How Games Tell Stories
Back in 2005 America’s leading film critic Roger Ebert weighed in on the state of modern video games, saying:
“
Video games [are] inherently inferior to film and literature. There is a structural reason for that: Video games by their nature require player choices, which is the opposite of the strategy of serious film and literature, which requires authorial control.”
Needless to say not everyone agreed. Ebert's criticism provoked impassioned responses and the man got ravaged by the internet community, with such diverse voices as
Clive Barker rallying against him. Clive said:
"
This is a medium that's barely two decades old, and he (Ebert) is saying oh, there's no War And Peace yet — of course there isn't! ... We can debate what art is, we can debate it forever. But if the experience moves you, some way or another, even if it just moves your bowels, I think it's worthy of some serious study... Games mean something to a lot of people."
Unlike many criticisms of games though - those tabloid headlines that slam them as vicious, violent, stupid and corrupting - Ebert's makes sense. It's logical. It's correct. Or at least it seems to be - games, after all, appear to involve player choices, and movies don't appear to.
'Are games art' is an argument that's been done to death
Ebert isn’t entirely alone in his viewpoint; a similar feeling spreads right through to your friendly, neighbourhood game designer circles – some of the people you’d most expect to lecture on the strengths of games as a storytelling device are actually thinking the opposite. Speaking with
Braid designer Jonathan Blow, he describes this basic dilemma:
That may have worked for Mario, but not me...
“
A lot of players want strong narrative in games. The question, though, is whether that is ever going to work, in the sense of the narrative being as strong as what you can get in a great novel or a great film.”
“
I personally don't think it will work. The basic idea of gameplay conflicts too much with the techniques of strong storytelling.”

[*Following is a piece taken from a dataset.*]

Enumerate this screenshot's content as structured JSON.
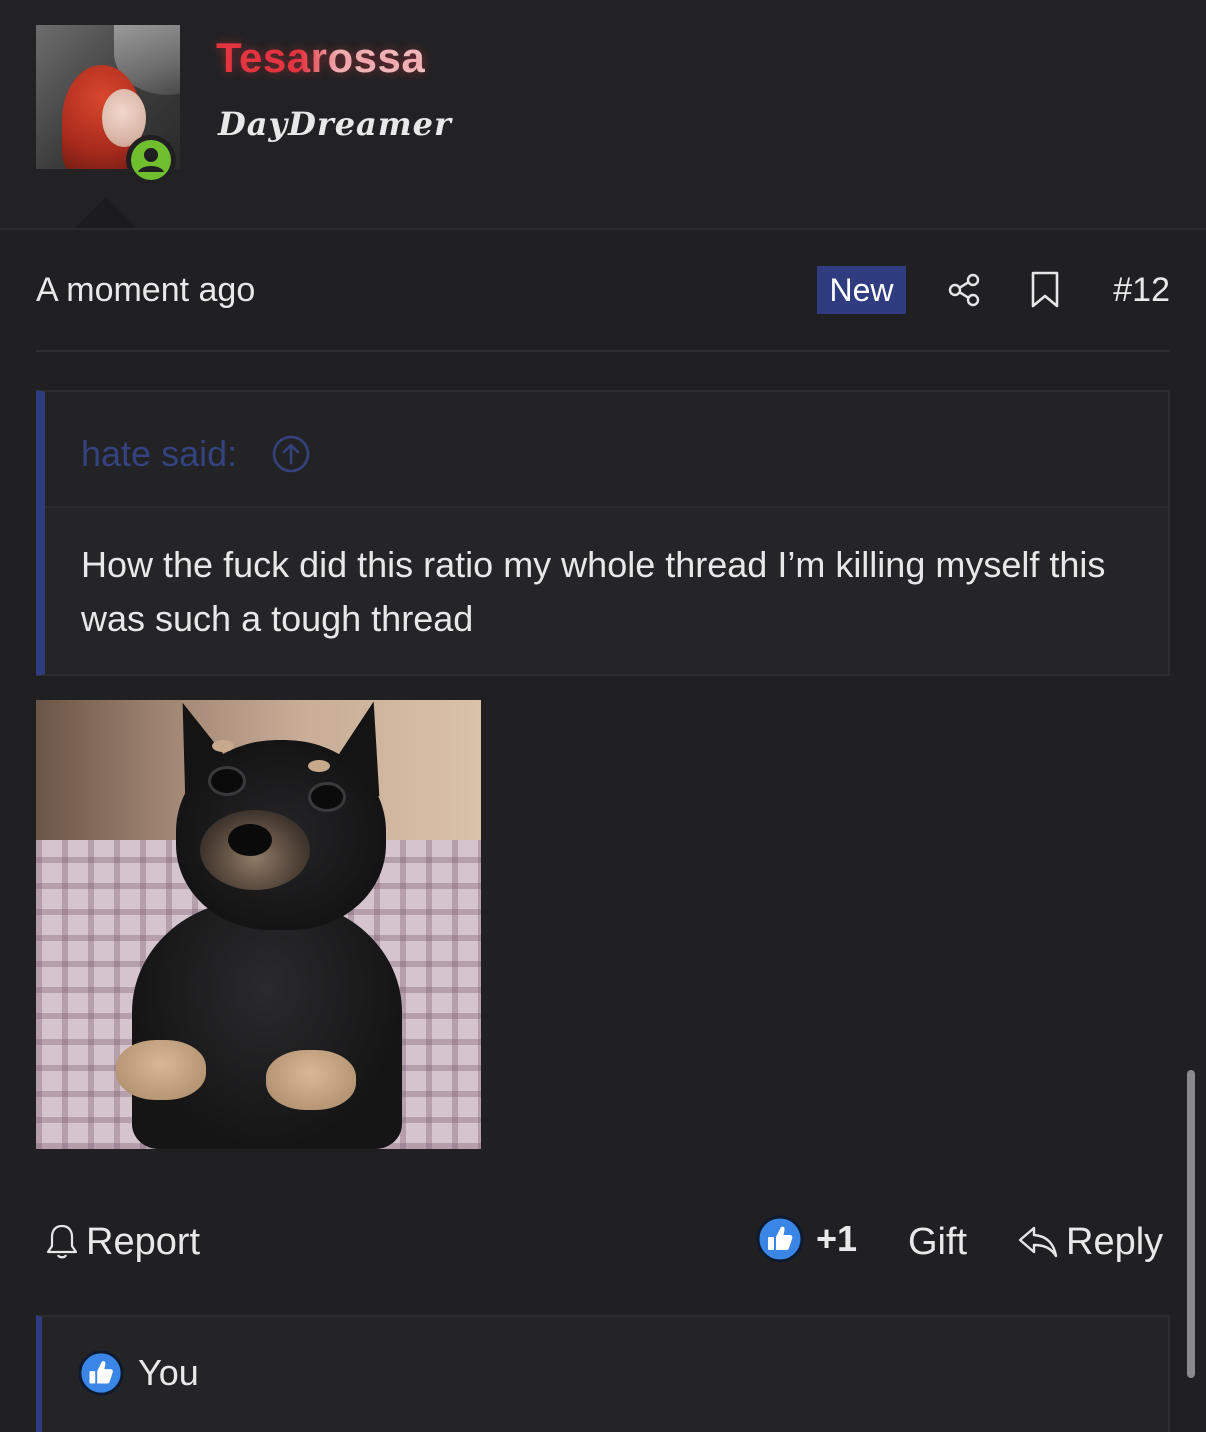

What’s interesting here is that Ebert and Blow are describing two sides of the same sort of coin. Where Ebert says gameplay prevents games from moving forward as a narrative art, Blow argues it transforms them into an entirely different animal. It's a refreshing change when you consider that for years developers, game journalists and PRs have used cinema in particular as a reference point for directing stories in a visual medium, using cut scenes and the like to convey plot. That’s why every developer and his brother claims that their game is the most ‘cinematic’.
The question is do we, as gamers, limit ourselves by comparing games to the stories and structure of films and novels, by wanting a game equivalent of War & Peace or Citizen Kane? Are video games even storytelling systems in the same sense as novels or cinema? Can a story exist that's told in different way to the three-act, narrated structure of books and films? And does anybody expect the Spanish Inquisition?